Birds may display emotions - Bird owners have long felt they can tell whether their pets are happy or sad, fearful or content. Now, scientists are working to confirm what their owners already know.
Birds can take enjoyment in intelligent play - Have you observed your bird turning somersaults? Or climbing a rope with his beak? Clearly, your bird does many things just for the fun of it. Provided with the right interactive toy, he will also invest hours in play to satisfy his curiosity, and possibly earn intellectual reward. To optimize physical, mental, and emotional health, you need to engage regularly in activities to challenge and stimulate your bird:
Flight- If you have a small bird, you can provide him with a large cage which affords sufficient space for side-to-side flight.
Exercise - To alleviate boredom and flex muscles, large birds need time out and away from their cage. An out-of-cage playstand, complete with ladders and toys, provides a secure station.
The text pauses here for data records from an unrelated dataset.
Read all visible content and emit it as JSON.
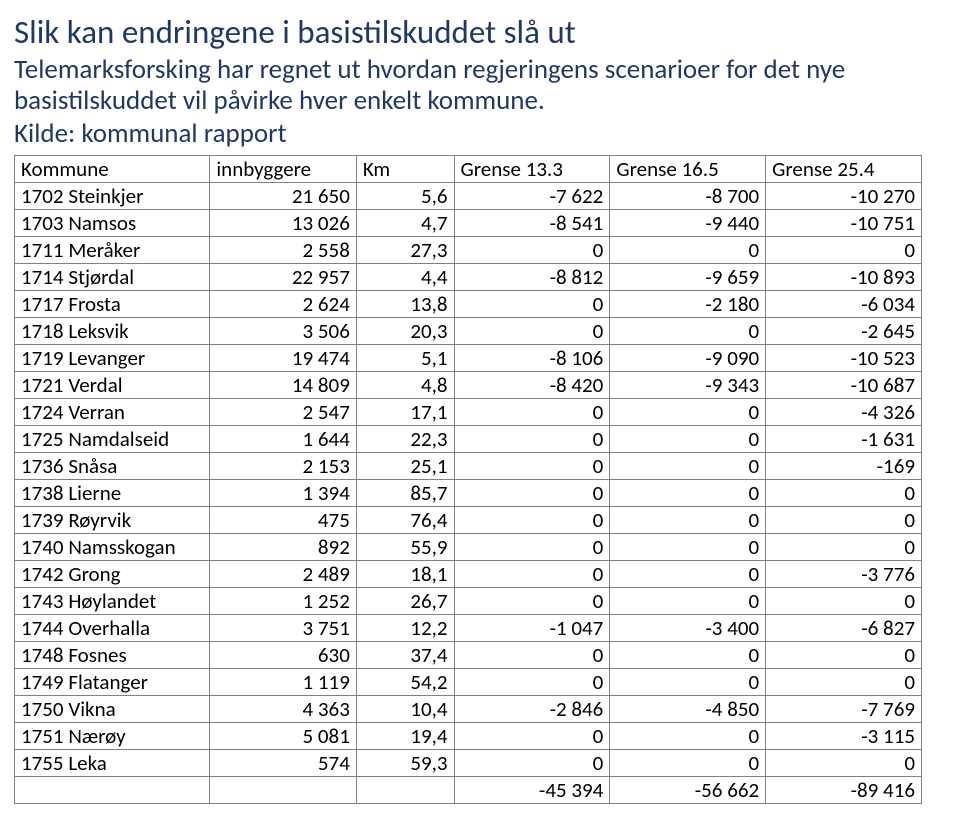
{
  "title": "Slik kan endringene i basistilskuddet slå ut",
  "subtitle": "Telemarksforsking har regnet ut hvordan regjeringens scenarioer for det nye basistilskuddet vil påvirke hver enkelt kommune.",
  "source": "Kilde: kommunal rapport",
  "columns": [
    "Kommune",
    "innbyggere",
    "Km",
    "Grense 13.3",
    "Grense 16.5",
    "Grense 25.4"
  ],
  "rows": [
    {
      "code": "1702",
      "name": "Steinkjer",
      "pop": "21 650",
      "km": "5,6",
      "g1": "-7 622",
      "g2": "-8 700",
      "g3": "-10 270"
    },
    {
      "code": "1703",
      "name": "Namsos",
      "pop": "13 026",
      "km": "4,7",
      "g1": "-8 541",
      "g2": "-9 440",
      "g3": "-10 751"
    },
    {
      "code": "1711",
      "name": "Meråker",
      "pop": "2 558",
      "km": "27,3",
      "g1": "0",
      "g2": "0",
      "g3": "0"
    },
    {
      "code": "1714",
      "name": "Stjørdal",
      "pop": "22 957",
      "km": "4,4",
      "g1": "-8 812",
      "g2": "-9 659",
      "g3": "-10 893"
    },
    {
      "code": "1717",
      "name": "Frosta",
      "pop": "2 624",
      "km": "13,8",
      "g1": "0",
      "g2": "-2 180",
      "g3": "-6 034"
    },
    {
      "code": "1718",
      "name": "Leksvik",
      "pop": "3 506",
      "km": "20,3",
      "g1": "0",
      "g2": "0",
      "g3": "-2 645"
    },
    {
      "code": "1719",
      "name": "Levanger",
      "pop": "19 474",
      "km": "5,1",
      "g1": "-8 106",
      "g2": "-9 090",
      "g3": "-10 523"
    },
    {
      "code": "1721",
      "name": "Verdal",
      "pop": "14 809",
      "km": "4,8",
      "g1": "-8 420",
      "g2": "-9 343",
      "g3": "-10 687"
    },
    {
      "code": "1724",
      "name": "Verran",
      "pop": "2 547",
      "km": "17,1",
      "g1": "0",
      "g2": "0",
      "g3": "-4 326"
    },
    {
      "code": "1725",
      "name": "Namdalseid",
      "pop": "1 644",
      "km": "22,3",
      "g1": "0",
      "g2": "0",
      "g3": "-1 631"
    },
    {
      "code": "1736",
      "name": "Snåsa",
      "pop": "2 153",
      "km": "25,1",
      "g1": "0",
      "g2": "0",
      "g3": "-169"
    },
    {
      "code": "1738",
      "name": "Lierne",
      "pop": "1 394",
      "km": "85,7",
      "g1": "0",
      "g2": "0",
      "g3": "0"
    },
    {
      "code": "1739",
      "name": "Røyrvik",
      "pop": "475",
      "km": "76,4",
      "g1": "0",
      "g2": "0",
      "g3": "0"
    },
    {
      "code": "1740",
      "name": "Namsskogan",
      "pop": "892",
      "km": "55,9",
      "g1": "0",
      "g2": "0",
      "g3": "0"
    },
    {
      "code": "1742",
      "name": "Grong",
      "pop": "2 489",
      "km": "18,1",
      "g1": "0",
      "g2": "0",
      "g3": "-3 776"
    },
    {
      "code": "1743",
      "name": "Høylandet",
      "pop": "1 252",
      "km": "26,7",
      "g1": "0",
      "g2": "0",
      "g3": "0"
    },
    {
      "code": "1744",
      "name": "Overhalla",
      "pop": "3 751",
      "km": "12,2",
      "g1": "-1 047",
      "g2": "-3 400",
      "g3": "-6 827"
    },
    {
      "code": "1748",
      "name": "Fosnes",
      "pop": "630",
      "km": "37,4",
      "g1": "0",
      "g2": "0",
      "g3": "0"
    },
    {
      "code": "1749",
      "name": "Flatanger",
      "pop": "1 119",
      "km": "54,2",
      "g1": "0",
      "g2": "0",
      "g3": "0"
    },
    {
      "code": "1750",
      "name": "Vikna",
      "pop": "4 363",
      "km": "10,4",
      "g1": "-2 846",
      "g2": "-4 850",
      "g3": "-7 769"
    },
    {
      "code": "1751",
      "name": "Nærøy",
      "pop": "5 081",
      "km": "19,4",
      "g1": "0",
      "g2": "0",
      "g3": "-3 115"
    },
    {
      "code": "1755",
      "name": "Leka",
      "pop": "574",
      "km": "59,3",
      "g1": "0",
      "g2": "0",
      "g3": "0"
    }
  ],
  "totals": {
    "g1": "-45 394",
    "g2": "-56 662",
    "g3": "-89 416"
  }
}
Diet - Variety is critical to nutrition, and also important to the satisfaction of your bird. You can select from an enormous variety of high quality foods, plus fruit and nut treats, to satisfy the palate of even the fussiest bird.
Companionship - The secret to keeping your bird happy is the frequency of attention, not the duration. When your bird tires of the entertaining items you provide, stroke his plumage or play together. After a minute or two, he should be content and ready to return to his stand. Your pet may respond well to your educational efforts. In fact, he may prove to be smarter than you ever thought possible.
In addition to the basics - food, water, shelter, sleep, and social interaction - your bird needs intellectual stimulation, the kind that can only be derived from play and training.